Independence Science Inc., founded by Purdue University alumnus Cary Supalo, will receive the American Foundation for the Blind's Access Award at the organization's 2014 Leadership Conference, Feb. 27-March 1 in New York. Previous winners of the American Foundation for the Blind's Access Award include Apple, CBS, Google, IBM, McDonald's and Panasonic.

Supalo, assistant professor of chemical education at Illinois State University, said being recognized with the Access Award is a prominent honor.

“The American Foundation for the Blind is one of the oldest and most prestigious organizations serving persons who are blind in the United States,” he said. “They have been involved with the blind community for over a century.”

Independence Science develops products and services to improve access to STEM curricula, and adapts mainstream technologies to create a more inclusive environment.

Independence Science's offerings include:

* Talking LabQuest, an adapted mainstream data collection device that announces scientific data in real-time audio while recording and reporting on an experiment.

* Logger Pro App, which uses Window-Eyes to access the data analysis software and offers audible or tactile representations of graphs and data tables.

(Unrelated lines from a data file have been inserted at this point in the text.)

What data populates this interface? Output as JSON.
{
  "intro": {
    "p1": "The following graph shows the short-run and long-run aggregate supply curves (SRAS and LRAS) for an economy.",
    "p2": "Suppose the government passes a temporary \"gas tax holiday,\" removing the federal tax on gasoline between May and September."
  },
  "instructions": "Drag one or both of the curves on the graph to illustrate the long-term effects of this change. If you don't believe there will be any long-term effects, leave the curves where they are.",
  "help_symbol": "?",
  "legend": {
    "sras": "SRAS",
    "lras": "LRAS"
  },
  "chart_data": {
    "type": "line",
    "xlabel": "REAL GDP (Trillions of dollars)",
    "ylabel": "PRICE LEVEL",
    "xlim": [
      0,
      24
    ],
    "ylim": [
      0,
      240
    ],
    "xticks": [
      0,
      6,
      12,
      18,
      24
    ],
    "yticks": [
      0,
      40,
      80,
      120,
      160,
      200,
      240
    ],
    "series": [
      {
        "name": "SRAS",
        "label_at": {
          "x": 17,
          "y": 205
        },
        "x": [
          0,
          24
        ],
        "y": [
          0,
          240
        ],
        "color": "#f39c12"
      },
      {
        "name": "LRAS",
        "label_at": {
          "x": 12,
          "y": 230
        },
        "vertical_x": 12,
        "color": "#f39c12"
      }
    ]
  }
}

* Adaptation Support Program, a subscription service that helps educators provide a more accessible laboratory environment. Subscribers receive detailed assistance with Individual Education Plans, environmental recommendations and techniques to modify laboratory equipment.

Supalo, who received the National Federation of the Blind's Dr. Jacob Bolotin Award in 2011, said he hopes to create opportunities by making science more accessible to the blind.

“I have been given an opportunity to teach chemistry as a result of hard work not only by me, but many others who helped me get where I am today. This includes those who worked with me in laboratory classes and mentored me in undergraduate and graduate studies,” he said. “Their support has inspired me to achieve what I have, and it motivates me to give others who are blind the same opportunities.”

About Independence Science Inc.

Researchers at Independence Science are making their expertise available to help school districts, colleges, universities and state rehabilitation agencies across the country meet Americans with Disabilities Act requirements in the science curriculum. The Sci-Voice Lab Solution includes adapted technologies and methodologies to help make science courses more accessible for students who are blind or have low vision.

About Purdue Research Park

The Purdue Research Park, with four locations across Indiana, has the largest university-affiliated business incubation complex in the country. The park network is home to about 240 companies that employ about 4,500 people and are located in West Lafayette, Indianapolis, Merrillville and New Albany.